Illustration 21: Query Studio report now omitting record with no returns
Understanding these settings which either apply a filter prior to or after aggregation can help authors achieve their desired results.
Within Report Studio for the same type of report, the user could create a detail filter with the expression of “[Returns Quantity] is not null” and change the filter to “After auto aggregation” as seen in Illustration 22.
Illustration 22: Report Studio filter set to After auto aggregation
By default, Report Studio filters are set to “Before auto aggregation”, the opposite of Query Studio.
Another option for this type of report in Report Studio is to use the Base Query method described in the previous section. The Base Query gets the data and stitches it together. The parent query then filters the data after the stitch ensuring the null values introduced by the stitch are filtered out.

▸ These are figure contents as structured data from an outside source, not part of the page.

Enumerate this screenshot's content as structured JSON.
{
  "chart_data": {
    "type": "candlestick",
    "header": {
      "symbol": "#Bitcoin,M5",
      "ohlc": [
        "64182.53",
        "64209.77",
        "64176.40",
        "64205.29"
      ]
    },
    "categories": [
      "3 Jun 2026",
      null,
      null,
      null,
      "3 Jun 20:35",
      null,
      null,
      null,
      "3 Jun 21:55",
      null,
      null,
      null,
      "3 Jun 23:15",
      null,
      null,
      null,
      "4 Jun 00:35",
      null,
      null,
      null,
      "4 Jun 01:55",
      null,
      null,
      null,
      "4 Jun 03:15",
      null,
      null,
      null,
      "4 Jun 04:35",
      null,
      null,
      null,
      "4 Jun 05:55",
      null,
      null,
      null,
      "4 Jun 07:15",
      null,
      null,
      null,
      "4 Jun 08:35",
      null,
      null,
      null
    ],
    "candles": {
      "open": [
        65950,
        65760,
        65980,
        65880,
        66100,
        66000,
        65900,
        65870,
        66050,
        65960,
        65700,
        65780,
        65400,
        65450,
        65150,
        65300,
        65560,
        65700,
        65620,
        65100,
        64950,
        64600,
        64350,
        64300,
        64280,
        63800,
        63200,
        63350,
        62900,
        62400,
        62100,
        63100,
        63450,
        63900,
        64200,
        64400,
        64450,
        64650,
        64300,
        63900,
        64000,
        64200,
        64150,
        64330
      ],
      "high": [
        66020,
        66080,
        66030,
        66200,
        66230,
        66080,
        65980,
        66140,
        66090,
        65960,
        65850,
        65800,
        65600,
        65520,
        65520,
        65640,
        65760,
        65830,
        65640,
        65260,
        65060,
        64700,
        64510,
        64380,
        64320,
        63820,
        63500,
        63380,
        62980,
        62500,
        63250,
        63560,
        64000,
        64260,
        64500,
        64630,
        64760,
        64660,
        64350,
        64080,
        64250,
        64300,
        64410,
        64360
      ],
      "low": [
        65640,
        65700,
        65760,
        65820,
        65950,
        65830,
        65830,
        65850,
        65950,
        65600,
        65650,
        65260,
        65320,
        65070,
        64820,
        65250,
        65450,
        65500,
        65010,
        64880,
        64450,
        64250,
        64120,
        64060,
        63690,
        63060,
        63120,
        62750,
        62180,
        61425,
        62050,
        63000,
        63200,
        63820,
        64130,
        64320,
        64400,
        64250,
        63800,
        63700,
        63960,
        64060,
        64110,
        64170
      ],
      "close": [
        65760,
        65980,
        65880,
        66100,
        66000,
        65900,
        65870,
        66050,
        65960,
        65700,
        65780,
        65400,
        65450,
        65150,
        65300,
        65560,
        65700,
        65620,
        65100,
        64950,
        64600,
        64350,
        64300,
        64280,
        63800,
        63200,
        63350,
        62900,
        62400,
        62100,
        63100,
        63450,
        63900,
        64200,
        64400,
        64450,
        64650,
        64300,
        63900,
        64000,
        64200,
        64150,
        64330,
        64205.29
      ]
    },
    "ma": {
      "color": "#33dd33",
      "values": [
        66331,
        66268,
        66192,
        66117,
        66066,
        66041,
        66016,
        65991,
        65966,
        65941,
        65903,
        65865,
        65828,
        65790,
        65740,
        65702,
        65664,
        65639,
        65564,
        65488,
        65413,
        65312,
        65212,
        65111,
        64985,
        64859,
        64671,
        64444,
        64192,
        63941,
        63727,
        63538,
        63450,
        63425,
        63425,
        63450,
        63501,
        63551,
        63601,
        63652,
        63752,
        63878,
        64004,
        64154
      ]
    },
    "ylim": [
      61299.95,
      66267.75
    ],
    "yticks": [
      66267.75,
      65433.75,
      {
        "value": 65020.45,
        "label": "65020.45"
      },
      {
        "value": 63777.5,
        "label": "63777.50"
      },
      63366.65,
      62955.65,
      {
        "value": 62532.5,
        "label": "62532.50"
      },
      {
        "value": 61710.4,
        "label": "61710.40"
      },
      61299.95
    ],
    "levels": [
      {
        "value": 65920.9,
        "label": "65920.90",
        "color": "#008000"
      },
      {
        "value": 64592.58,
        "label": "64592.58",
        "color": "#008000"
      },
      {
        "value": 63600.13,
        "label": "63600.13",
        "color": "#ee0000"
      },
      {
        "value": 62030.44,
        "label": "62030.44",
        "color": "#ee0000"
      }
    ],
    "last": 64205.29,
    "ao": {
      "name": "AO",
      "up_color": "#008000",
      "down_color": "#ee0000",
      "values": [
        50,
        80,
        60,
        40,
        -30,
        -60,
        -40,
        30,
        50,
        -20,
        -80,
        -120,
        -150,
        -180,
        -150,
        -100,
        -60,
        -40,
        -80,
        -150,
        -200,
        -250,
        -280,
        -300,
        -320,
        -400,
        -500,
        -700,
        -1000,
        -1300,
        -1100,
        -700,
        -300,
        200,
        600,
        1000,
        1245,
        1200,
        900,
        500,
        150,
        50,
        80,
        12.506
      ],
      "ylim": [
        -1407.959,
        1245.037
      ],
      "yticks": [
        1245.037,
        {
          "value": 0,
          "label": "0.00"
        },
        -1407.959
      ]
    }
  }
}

Users should always be wary when filtering in a stitch query if that filter is not on a conformed dimension. This could include,
- Filtering on a fact column as shown in this example
- Filtering on a non-conformed dimension (a dimension that is only applies to one of the facts in the query)
Total for Group Giving Incorrect Values with an After Stitch Calculation
In this scenario, when a calculation is created, such as a variance calculation, and then another calculation is based on the first calculation, values appear incorrectly.
This issue is easily demonstrated in Query Studio using one of the analytical functions. Using our previous example of a Sales Return Variance calculation (Sales Quantity minus Return Quantity) and the analytic function % of Total against the Sales Return Variance calculation, the values for the new calculation are much larger than they should be as seen in Illustration 23.
Illustration 23: List report with the % of total calculation displaying values much larger than expected
Currently there is no work around for this issue within Query Studio. To get the values required in this scenario, within Report Studio or Business Insight Advanced you can use the percentage function. The following is an example of the syntax that would be used in the calculation.
percentage([Sales Return Variance] for [Product Type])
This will return the expected values for the % of total calculation as seen in Illustration 24.
Illustration 24: List report with the % of total calculation displaying the correct results
Stitch queries are a powerful report engine technique that allow multiple fact queries to return the correct data. However there are some circumstances where a little more thought is required to ensure the query returns the expected results.
Users who are likely to produce stitch queries, regardless of what studio they are in, should be aware of the edge cases shown within this document.
Within Report Studio the base query method will work against most of the shown stitch query issues. The base query method is not available within Query Studio or Business Insight Advanced. For these users, the Framework Manager modeller may alleviate the issues with correct modelling. Some of these techniques have been shown. It may even be the case that the data modeller may take the view that instead of using stitch queries and multiple fact tables the data may be better modelled using a single fact table. This will prevent stitch queries being generated and business authors encountering the shown issues.
Creating the correct data model, be that in the physical data warehouse or the Framework Manager model, is not done by just looking at the data. Knowing how the data will be used, and in what products, can also have a significant influence on the final data model. For that reason you should ensure these areas have been given significant thought when finalizing the data design.